John Peacock (left) and Duncan Smeed today

Duncan Smeed, the Liberator team’s Software Manager, quit Thorn EMI in 1986 a short time after the erstwhile Dragon R&D team’s move to Bristol. He returned to the University of Strathclyde, which he’d left to join Dragon Data in 1983. He’s teaching there to this day.

Derek Williams stayed with with Thorn EMI for some years, eventually becoming IT Director of its Business Communications operation. But when that division was merged into Thorn EMI’s Radio Rentals operation, Derek called it a day. He now runs a web consultancy business.

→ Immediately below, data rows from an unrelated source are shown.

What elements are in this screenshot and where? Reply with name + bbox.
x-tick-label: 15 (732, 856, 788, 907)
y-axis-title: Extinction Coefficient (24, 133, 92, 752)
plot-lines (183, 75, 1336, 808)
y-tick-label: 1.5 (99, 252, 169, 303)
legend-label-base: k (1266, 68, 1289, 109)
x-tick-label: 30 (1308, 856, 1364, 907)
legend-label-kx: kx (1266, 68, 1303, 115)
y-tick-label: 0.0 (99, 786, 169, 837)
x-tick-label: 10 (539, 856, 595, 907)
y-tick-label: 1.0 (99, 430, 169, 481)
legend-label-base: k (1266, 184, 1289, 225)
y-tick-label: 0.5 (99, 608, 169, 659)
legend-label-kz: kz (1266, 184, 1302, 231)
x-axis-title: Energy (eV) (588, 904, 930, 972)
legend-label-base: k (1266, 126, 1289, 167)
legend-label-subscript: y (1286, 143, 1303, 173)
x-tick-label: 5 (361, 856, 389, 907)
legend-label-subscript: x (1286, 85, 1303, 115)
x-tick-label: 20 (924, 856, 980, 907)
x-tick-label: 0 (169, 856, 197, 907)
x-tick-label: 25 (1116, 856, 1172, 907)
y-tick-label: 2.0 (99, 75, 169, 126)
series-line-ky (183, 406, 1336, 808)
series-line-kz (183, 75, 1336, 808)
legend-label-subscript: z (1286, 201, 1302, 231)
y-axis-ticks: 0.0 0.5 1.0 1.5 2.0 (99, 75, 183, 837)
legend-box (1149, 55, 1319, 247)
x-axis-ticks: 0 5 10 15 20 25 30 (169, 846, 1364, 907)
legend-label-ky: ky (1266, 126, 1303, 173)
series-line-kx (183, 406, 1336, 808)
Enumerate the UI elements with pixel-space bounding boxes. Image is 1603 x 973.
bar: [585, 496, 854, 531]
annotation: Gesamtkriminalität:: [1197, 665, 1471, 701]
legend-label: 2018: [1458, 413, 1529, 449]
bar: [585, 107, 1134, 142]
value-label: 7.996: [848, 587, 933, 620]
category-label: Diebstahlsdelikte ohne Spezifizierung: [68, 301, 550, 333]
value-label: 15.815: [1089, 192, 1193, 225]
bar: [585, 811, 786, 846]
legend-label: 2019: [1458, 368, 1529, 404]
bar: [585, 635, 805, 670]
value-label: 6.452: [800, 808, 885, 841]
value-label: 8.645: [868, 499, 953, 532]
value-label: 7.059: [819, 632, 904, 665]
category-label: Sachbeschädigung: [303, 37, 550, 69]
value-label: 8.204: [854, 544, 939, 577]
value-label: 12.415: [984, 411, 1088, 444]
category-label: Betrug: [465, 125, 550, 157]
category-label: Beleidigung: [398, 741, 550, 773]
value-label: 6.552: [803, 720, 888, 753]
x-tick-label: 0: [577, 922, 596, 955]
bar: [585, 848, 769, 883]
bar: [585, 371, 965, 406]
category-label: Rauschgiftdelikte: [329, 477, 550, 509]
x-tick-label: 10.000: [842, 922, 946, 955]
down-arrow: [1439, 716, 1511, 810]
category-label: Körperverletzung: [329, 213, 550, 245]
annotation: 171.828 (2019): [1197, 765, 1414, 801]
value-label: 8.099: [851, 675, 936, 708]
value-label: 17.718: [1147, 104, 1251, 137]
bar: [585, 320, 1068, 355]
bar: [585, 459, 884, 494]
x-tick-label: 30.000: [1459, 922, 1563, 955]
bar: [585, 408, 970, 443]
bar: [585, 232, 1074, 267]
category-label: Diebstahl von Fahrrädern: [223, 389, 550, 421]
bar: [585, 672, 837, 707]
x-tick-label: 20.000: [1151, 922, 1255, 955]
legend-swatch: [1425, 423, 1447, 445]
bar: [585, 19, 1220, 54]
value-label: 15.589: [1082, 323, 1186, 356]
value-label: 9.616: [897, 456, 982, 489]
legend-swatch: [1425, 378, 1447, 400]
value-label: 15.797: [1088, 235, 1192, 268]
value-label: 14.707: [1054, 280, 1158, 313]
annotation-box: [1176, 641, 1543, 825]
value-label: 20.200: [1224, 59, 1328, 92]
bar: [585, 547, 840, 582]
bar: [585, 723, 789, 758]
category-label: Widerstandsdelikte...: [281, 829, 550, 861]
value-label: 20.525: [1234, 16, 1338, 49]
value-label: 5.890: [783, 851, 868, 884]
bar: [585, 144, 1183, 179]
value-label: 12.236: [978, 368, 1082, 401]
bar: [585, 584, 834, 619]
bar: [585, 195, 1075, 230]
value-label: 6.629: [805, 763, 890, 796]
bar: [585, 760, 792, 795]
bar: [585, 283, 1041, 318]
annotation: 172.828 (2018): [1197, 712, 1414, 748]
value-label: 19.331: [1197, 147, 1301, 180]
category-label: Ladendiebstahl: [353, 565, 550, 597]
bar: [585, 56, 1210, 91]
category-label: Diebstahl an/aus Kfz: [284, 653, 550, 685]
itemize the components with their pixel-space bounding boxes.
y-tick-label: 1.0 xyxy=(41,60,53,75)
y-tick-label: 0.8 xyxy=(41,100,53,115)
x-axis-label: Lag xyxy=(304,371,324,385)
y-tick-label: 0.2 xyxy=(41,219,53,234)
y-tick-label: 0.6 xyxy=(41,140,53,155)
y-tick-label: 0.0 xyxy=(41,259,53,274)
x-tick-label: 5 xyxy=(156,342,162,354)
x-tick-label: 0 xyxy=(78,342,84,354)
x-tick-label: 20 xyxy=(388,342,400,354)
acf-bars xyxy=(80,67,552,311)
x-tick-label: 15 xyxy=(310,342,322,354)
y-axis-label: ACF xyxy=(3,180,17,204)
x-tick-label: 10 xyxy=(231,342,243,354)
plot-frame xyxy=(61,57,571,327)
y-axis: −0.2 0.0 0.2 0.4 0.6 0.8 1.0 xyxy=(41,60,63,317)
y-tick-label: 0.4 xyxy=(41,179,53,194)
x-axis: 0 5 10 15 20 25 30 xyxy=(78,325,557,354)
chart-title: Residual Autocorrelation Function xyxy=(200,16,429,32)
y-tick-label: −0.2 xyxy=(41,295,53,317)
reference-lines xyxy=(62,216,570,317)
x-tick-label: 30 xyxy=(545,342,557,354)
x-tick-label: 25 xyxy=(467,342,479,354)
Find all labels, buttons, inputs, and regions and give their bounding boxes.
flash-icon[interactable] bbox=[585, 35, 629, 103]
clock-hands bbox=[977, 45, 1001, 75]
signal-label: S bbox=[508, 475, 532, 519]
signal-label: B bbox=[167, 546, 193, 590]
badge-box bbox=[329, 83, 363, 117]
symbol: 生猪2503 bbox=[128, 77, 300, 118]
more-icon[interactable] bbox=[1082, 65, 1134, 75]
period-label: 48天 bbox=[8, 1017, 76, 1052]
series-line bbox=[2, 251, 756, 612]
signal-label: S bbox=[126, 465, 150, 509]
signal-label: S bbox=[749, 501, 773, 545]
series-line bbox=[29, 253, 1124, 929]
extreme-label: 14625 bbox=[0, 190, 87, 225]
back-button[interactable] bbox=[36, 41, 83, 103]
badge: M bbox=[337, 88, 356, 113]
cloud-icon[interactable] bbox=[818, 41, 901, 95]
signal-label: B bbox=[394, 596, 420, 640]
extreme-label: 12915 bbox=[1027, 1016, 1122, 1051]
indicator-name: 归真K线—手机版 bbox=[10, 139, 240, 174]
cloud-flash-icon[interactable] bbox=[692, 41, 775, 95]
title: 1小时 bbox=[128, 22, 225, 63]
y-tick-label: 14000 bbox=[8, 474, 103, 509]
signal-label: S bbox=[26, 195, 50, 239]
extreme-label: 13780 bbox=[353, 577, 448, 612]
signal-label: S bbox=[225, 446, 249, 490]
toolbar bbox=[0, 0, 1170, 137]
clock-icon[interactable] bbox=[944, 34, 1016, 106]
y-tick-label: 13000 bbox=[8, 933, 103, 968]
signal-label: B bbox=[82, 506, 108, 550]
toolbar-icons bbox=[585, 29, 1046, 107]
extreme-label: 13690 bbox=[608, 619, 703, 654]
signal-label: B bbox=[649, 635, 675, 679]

Reg Walker remained a civil servant, though his career took him to various divisions within it, until 1996 when the HMSO was privatised by John Major's Conservative government. He left the civil service and entered the private sector. He is now enjoying his retirement and runs the HMSOldies website.

Derek WilliamsBernard Terry

Derek Williams (left) and Bernard Terry in 2012

And the Liberator's father? Bernard Terry remained connected with his 'text editor', even after hardware production ceased. He joined Andrew Hardie and John Linney to run Oval Worldcom while offering his services as a technology implementation consultant to the Civil Service and to government, right up to Prime Ministerial level. ®

Acknowledgements
The author would like to thank all the members of the Liberator project who worked at Thorn EMI and in the Civil Service who agreed to be interviewed for this history - Reg Walker, Duncan Smeed, John Linney, Jan Wojna, John Peacock and Derek Williams - and others who provided information by email. I would especially like to thank Bernard Terry, sharp as mustard despite his 85 years, without whom this history would be much less detailed. Errors and misunderstandings are all my own. I would also like to thank the Science Museum for providing invaluable access to its not-on-public-view Liberator hardware and document collection.